The cardiovascular system is regulated internally. However, external factors can cause these internal factors to change the heart rate or dilate or constrict the blood vessels. Under normal or stressful circumstances, internal factors that regulate the cardiovascular system respond to other parts of the body to determine an appropriate response.
  1. Internal Factors

    • Internally, the cardiovascular system is regulated by three main pathways. Autoregulation of the cardiovascular system is the normal means by which the body regulates heart rate. If blood flow is slowed or occluded to an organ or tissue, the body works on its own to correct it over the course of a few minutes.
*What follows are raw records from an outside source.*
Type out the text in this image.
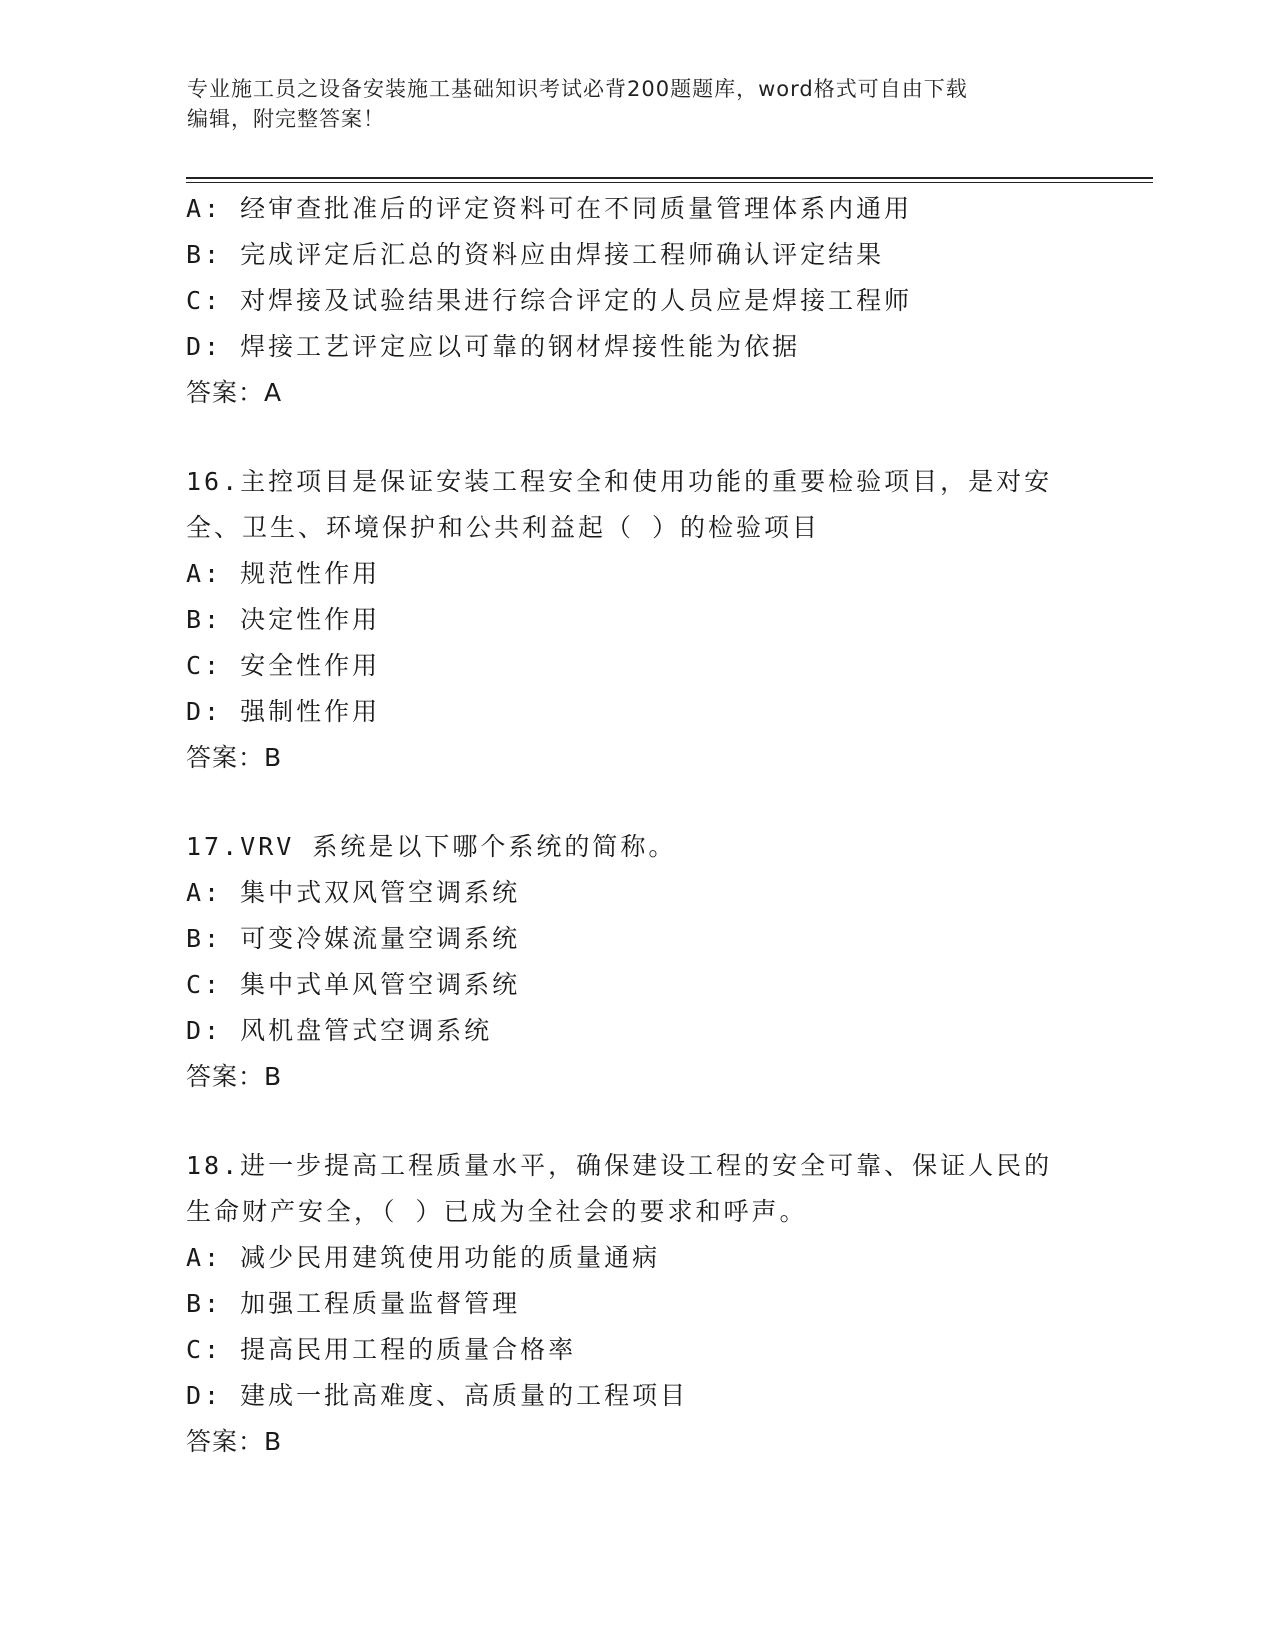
专业施工员之设备安装施工基础知识考试必背200题题库，word格式可自由下载
编辑，附完整答案！
A: 经审查批准后的评定资料可在不同质量管理体系内通用
B: 完成评定后汇总的资料应由焊接工程师确认评定结果
C: 对焊接及试验结果进行综合评定的人员应是焊接工程师
D: 焊接工艺评定应以可靠的钢材焊接性能为依据
答案：A
16.主控项目是保证安装工程安全和使用功能的重要检验项目，是对安
全、卫生、环境保护和公共利益起（ ）的检验项目
A: 规范性作用
B: 决定性作用
C: 安全性作用
D: 强制性作用
答案：B
17.VRV 系统是以下哪个系统的简称。
A: 集中式双风管空调系统
B: 可变冷媒流量空调系统
C: 集中式单风管空调系统
D: 风机盘管式空调系统
答案：B
18.进一步提高工程质量水平，确保建设工程的安全可靠、保证人民的
生命财产安全，（ ）已成为全社会的要求和呼声。
A: 减少民用建筑使用功能的质量通病
B: 加强工程质量监督管理
C: 提高民用工程的质量合格率
D: 建成一批高难度、高质量的工程项目
答案：B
If autoregulation is unsuccessful, two other pathways take over. Hormone secretion into the blood stream occurs to make long-term changes in circulation like shunting of blood to high-priority tissues, breaking up of emboli or stimulation of blood cell development. Neural integration and receptors play an active part in short-term cardiovascular changes. Baroreceptors detect changes in arterial and venous pressures. Chemoreceptors detect changes in blood chemistry---things like pH and oxygen saturation. All internal mechanisms of cardiovascular regulation act in response to external stimuli.

    External Factors

    • The cardiovascular system regulates blood flow to necessary tissues during different external situations. Under high levels of stress, hormonal secretion causes blood to be shunted to the muscles and away from other less immediately important tissues. Also, baroreceptors in blood vessels cause dilation or constriction depending upon which tissues the vessels supply. Stress situations include any number of situations. Danger, exercise and sexual intercourse all cause elevated heart rates. In dangerous situations and during exercise, blood is shunted toward skeletal and cardiac muscle tissue and blood flow to organs like the stomach and intestines decreases. Sleep is another external factor that changes cardiovascular function, as is the level of physical fitness. Both cause a decrease in heart rate; however, the decrease during sleep is only short term.

    Disease

    • Disease is another factor that affects the regulation of cardiovascular function. How it affects the heart is fairly disease specific. Diseases such as chronic obstructive pulmonary disease and coronary artery disease cause an overall increase in resting heart rate and blood pressure. Some arrhythmias can cause a dangerous decrease in resting heart rate. Bacterial or viral infection can also cause acute or long-term cardiovascular function changes.